The treatment plan prioritizes medications as well as other non-pharmacological interventions. Anticipated outcomes include patient demonstrating improved oxygenation and ventilation, exhibiting effective breathing patterns, maintaining respiratory rate within normal limits and increased control of inflammatory episodes. According to Buttaro et al. (2013), the first line medication for asthma is albuterol, inhaled 1 to 2 puffs every 4 to 6 hours when the patient has breathing complications. Similarly, for emphysema, the primary medication used for reducing dyspnea and improving exercise tolerance is albuterol. Dosage approved by the FDA is 400 µg inhaled twice daily (Bellia & Incalzi, 2012). Other medications to prescribe to the patient will include metaproterenol and levalbuterol (0.2 to 0.3 mL of 5% solution). The medications target various reversible airflow limitations including bronchial smooth muscle contraction, increased airway secretions, bronchial mucosal congestion and airway inflammation. Various medications are also effective for treating bronchitis. Apart from albuterol, the other effective drug for managing the condition is amoxicillin 80 to 90 mg per kg per day taken orally.

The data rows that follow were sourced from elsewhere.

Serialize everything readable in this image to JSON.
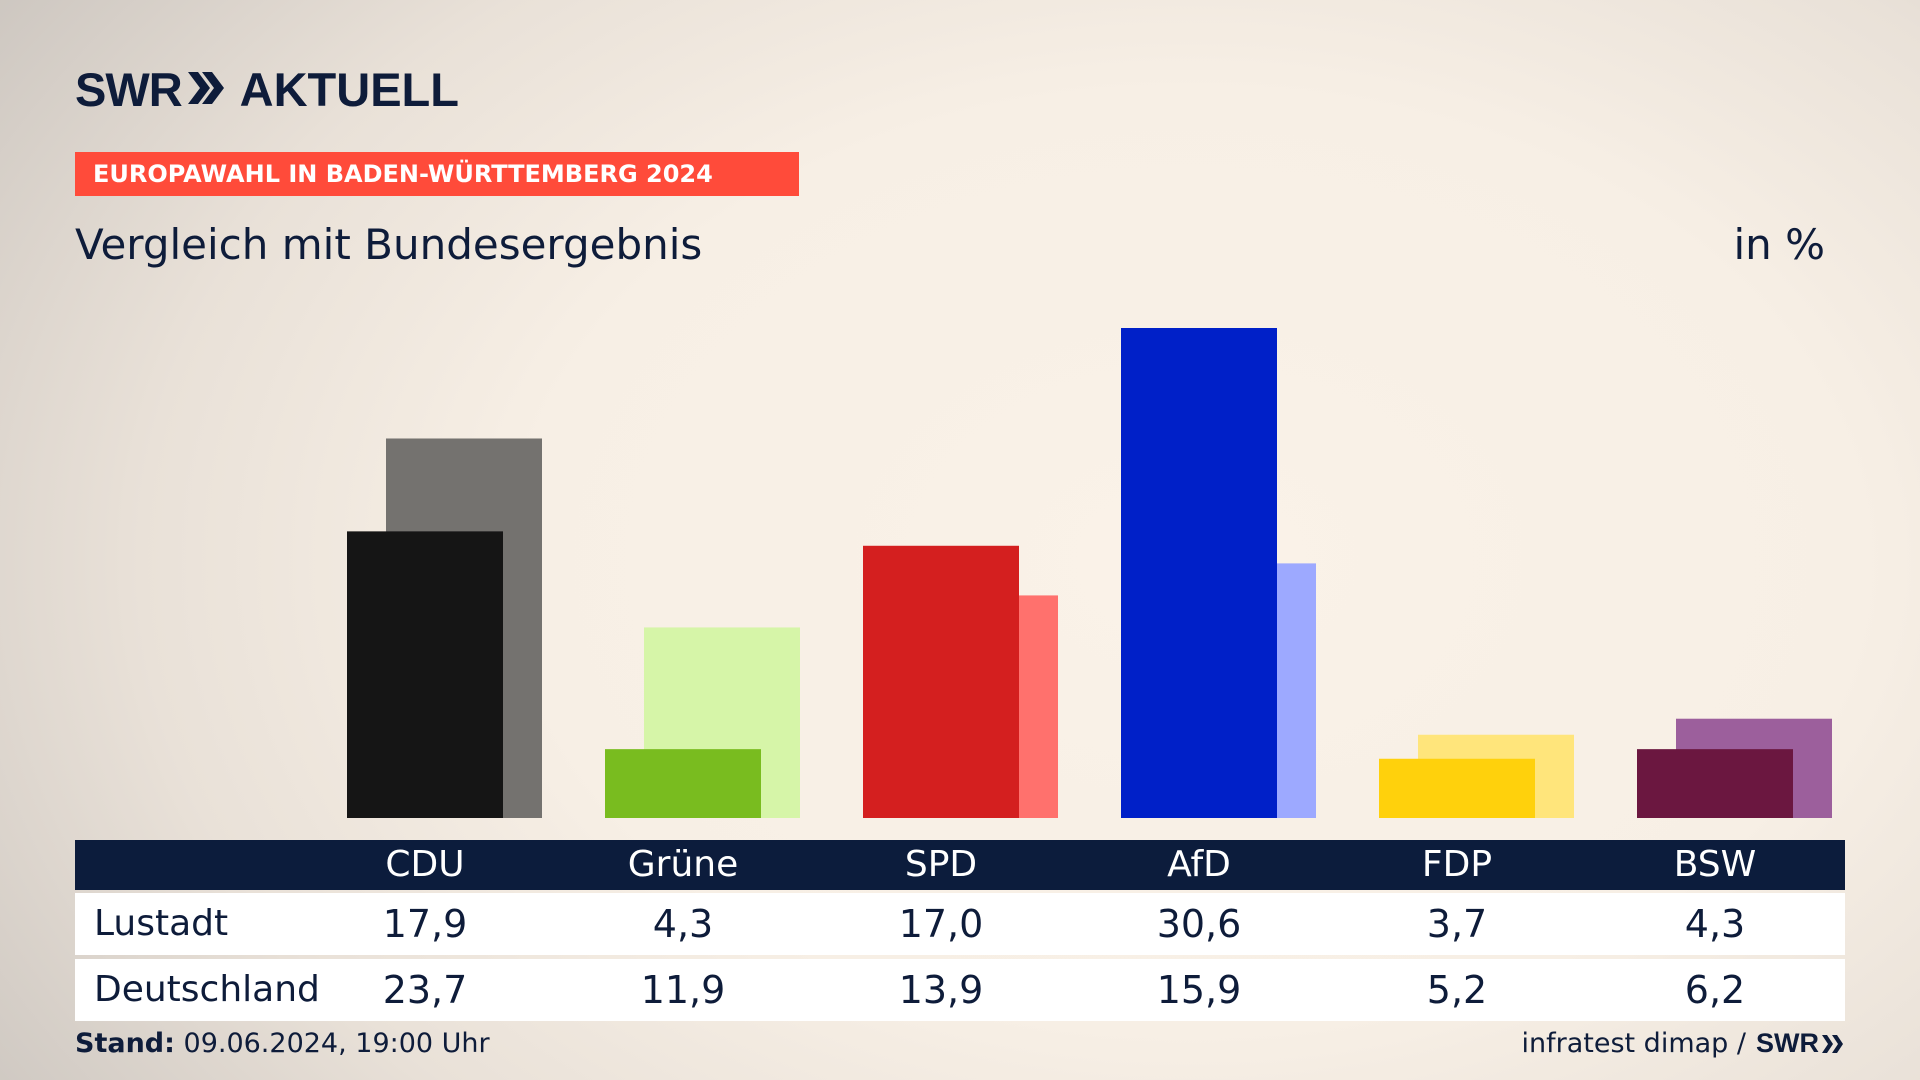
{
  "brand": {
    "swr": "SWR",
    "aktuell": "AKTUELL"
  },
  "tag_label": "EUROPAWAHL IN BADEN-WÜRTTEMBERG 2024",
  "headline": "Vergleich mit Bundesergebnis",
  "unit": "in %",
  "colors": {
    "CDU": [
      "#151515",
      "#74726f"
    ],
    "Grüne": [
      "#79bc1f",
      "#d6f5a8"
    ],
    "SPD": [
      "#d41f1f",
      "#ff716d"
    ],
    "AfD": [
      "#0020c8",
      "#9da9ff"
    ],
    "FDP": [
      "#ffd10c",
      "#ffe57b"
    ],
    "BSW": [
      "#6b1740",
      "#9c5f9c"
    ],
    "header_bg": "#0c1c3c",
    "tag_bg": "#ff4b3a"
  },
  "chart_data": {
    "type": "bar",
    "categories": [
      "CDU",
      "Grüne",
      "SPD",
      "AfD",
      "FDP",
      "BSW"
    ],
    "series": [
      {
        "name": "Lustadt",
        "values": [
          17.9,
          4.3,
          17.0,
          30.6,
          3.7,
          4.3
        ]
      },
      {
        "name": "Deutschland",
        "values": [
          23.7,
          11.9,
          13.9,
          15.9,
          5.2,
          6.2
        ]
      }
    ],
    "ylim": [
      0,
      30.6
    ],
    "grid": false
  },
  "table": {
    "rows": [
      {
        "label": "Lustadt",
        "values": [
          "17,9",
          "4,3",
          "17,0",
          "30,6",
          "3,7",
          "4,3"
        ]
      },
      {
        "label": "Deutschland",
        "values": [
          "23,7",
          "11,9",
          "13,9",
          "15,9",
          "5,2",
          "6,2"
        ]
      }
    ]
  },
  "footer": {
    "stand_label": "Stand:",
    "stand_value": "09.06.2024, 19:00 Uhr",
    "source": "infratest dimap /",
    "swr": "SWR"
  }
}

Complementary and alternative medicines will also be part of the care plan. Various studies have indicated the efficacy of some herbal remedies in the management of pulmonary conditions such as asthma, bronchitis and emphysema. For example, in a study conducted by Akinci, Zengin, Yildiz, Sener, & Gunaydin (2011), the researchers found out that the most common and effective CAM methods utilized by the participants included deep inhalation, applying vapor, praying and herb or herbal tea. Generally, the patients in this study used CAM to relax, reduce dyspnea, breath comfortably and improve respiration. The researchers also established that these CAM methods had little to no negative side effects (Akinci et al., 2011). Because of the efficacy and safety of the herbal remedies, practitioner will consult with patient to ascertain whether she could implement any of the methods in combination with the medications prescribed. Consulting with the patient also aids practitioner to provide culturally congruent care.

Patient will also receive education on self-care practices that can aid to improve her condition. As the European Respiratory Society (2013) points out, self-care should entail avoiding secondhand smoke, avoiding smoke from fireplaces and avoiding exposure to very cold air. It is also paramount to instruct the patient about the proper use of cough suppressants, OTC fever reducers and pain relievers. Practitioner will further enlighten the patient about the importance of using forward-leaning postures in addition to learning controlled breathing techniques such as purse-lip breathing and abdominal muscle breathing (diaphragmatic breathing). Practitioner will also evaluate the patient’s knowledge pertaining to the use, care and cleansing of nebulizer and inhaler use. According to Bellia & Incalzi (2012), contaminated DPIs, MDIs, diskus, turbuhaler and nebulizer equipment are typical causes of infections.